Gross Leverage -The sum of net leverage and ceded reinsurance leverage. This ratio measures a company’s gross exposure to pricing errors in its current book of business, to errors of estimating its liabilities, and exposure to its reinsurers.
Guaranteed Insurability Option – See “future purchase option.”
Guaranteed Issue Right- The right to purchase insurance without physical examination; the present and past physical condition of the applicant are not considered.
Guaranteed Renewable – A policy provision in many products which guarantees the policyowner the right to renew coverage at every policy anniversary date. The company does not have the right to cancel coverage except for nonpayment of premiums by the policyowner; however, the company can raise rates if they choose.
Guaranty Association- An organization of life insurance companies within a state responsible for covering the financial obligations of a member company that becomes insolvent.
Hazard -A circumstance that increases the likelihood or probable severity of a loss. For example, the storing of explosives in a home basement is a hazard that increases the probability of an explosion.
Hazardous Activity- Bungee jumping, scuba diving, horse riding and other activities not generally covered by standard insurance policies. For insurers that do provide cover for such activities, it is unlikely they will cover liability and personal accident, which should be provided by the company hosting the activity.
Health Maintenance Organization (HMO) – Prepaid group health insurance plan that entitles members to services of participating physicians, hospitals and clinics. Emphasis is on preventative medicine, and members must use contracted health-care providers.
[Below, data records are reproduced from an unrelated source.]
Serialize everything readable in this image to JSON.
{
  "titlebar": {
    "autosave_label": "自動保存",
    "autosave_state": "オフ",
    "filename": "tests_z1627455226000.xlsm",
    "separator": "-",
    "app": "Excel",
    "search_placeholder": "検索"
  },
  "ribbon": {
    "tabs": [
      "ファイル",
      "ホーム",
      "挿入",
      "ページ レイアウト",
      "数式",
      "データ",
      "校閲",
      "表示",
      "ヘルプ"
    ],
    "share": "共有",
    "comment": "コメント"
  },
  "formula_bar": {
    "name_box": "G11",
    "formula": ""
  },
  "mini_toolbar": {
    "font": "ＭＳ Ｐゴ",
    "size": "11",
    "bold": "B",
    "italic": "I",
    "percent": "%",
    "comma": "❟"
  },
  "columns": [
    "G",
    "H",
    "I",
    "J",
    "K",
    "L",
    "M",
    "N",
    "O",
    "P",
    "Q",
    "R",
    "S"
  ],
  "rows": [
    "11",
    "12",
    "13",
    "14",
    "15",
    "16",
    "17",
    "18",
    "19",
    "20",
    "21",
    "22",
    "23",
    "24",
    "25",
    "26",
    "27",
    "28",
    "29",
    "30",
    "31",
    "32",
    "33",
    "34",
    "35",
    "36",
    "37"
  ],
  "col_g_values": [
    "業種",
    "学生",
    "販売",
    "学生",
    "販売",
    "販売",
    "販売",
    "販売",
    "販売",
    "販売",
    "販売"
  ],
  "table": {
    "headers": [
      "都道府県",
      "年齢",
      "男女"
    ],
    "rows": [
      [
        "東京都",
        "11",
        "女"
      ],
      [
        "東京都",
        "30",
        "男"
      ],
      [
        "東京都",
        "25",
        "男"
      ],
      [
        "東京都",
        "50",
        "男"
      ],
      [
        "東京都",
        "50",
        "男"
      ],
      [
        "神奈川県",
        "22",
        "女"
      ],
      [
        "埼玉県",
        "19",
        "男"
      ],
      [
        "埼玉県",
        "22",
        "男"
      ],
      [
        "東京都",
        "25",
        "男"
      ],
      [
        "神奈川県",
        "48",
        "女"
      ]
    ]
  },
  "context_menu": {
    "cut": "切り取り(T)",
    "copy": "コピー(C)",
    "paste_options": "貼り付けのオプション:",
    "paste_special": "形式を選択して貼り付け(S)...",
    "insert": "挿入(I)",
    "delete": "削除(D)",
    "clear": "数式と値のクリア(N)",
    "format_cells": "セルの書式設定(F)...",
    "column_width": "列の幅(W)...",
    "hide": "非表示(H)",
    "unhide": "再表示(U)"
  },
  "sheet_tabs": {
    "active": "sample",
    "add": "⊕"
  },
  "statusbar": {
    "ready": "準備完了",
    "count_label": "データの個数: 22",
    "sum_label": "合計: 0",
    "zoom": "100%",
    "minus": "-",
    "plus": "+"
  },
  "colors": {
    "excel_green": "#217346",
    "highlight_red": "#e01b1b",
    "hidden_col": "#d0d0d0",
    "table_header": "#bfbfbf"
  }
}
Health Reimbursement Arrangement- Owners of high-deductible health plans who are not qualified for a health savings account can use an HRA.
Health Savings Account – Plan that allows you to contribute pre-tax money to be used for qualified medical expenses. HSAs, which are portable, must be linked to a high-deductible health insurance policy.
Hurricane Deductible- Amount you must pay out-of-pocket before hurricane insurance will kick in. Many insurers in hurricane-prone states are selling homeowners insurance policies with percentage deductibles for storm damage, instead of the traditional dollar deductibles used for claims such as fire and theft. Percentage deductibles vary from one percent of a home’s insured value to 15 percent, depending on many factors that differ by state and insurer.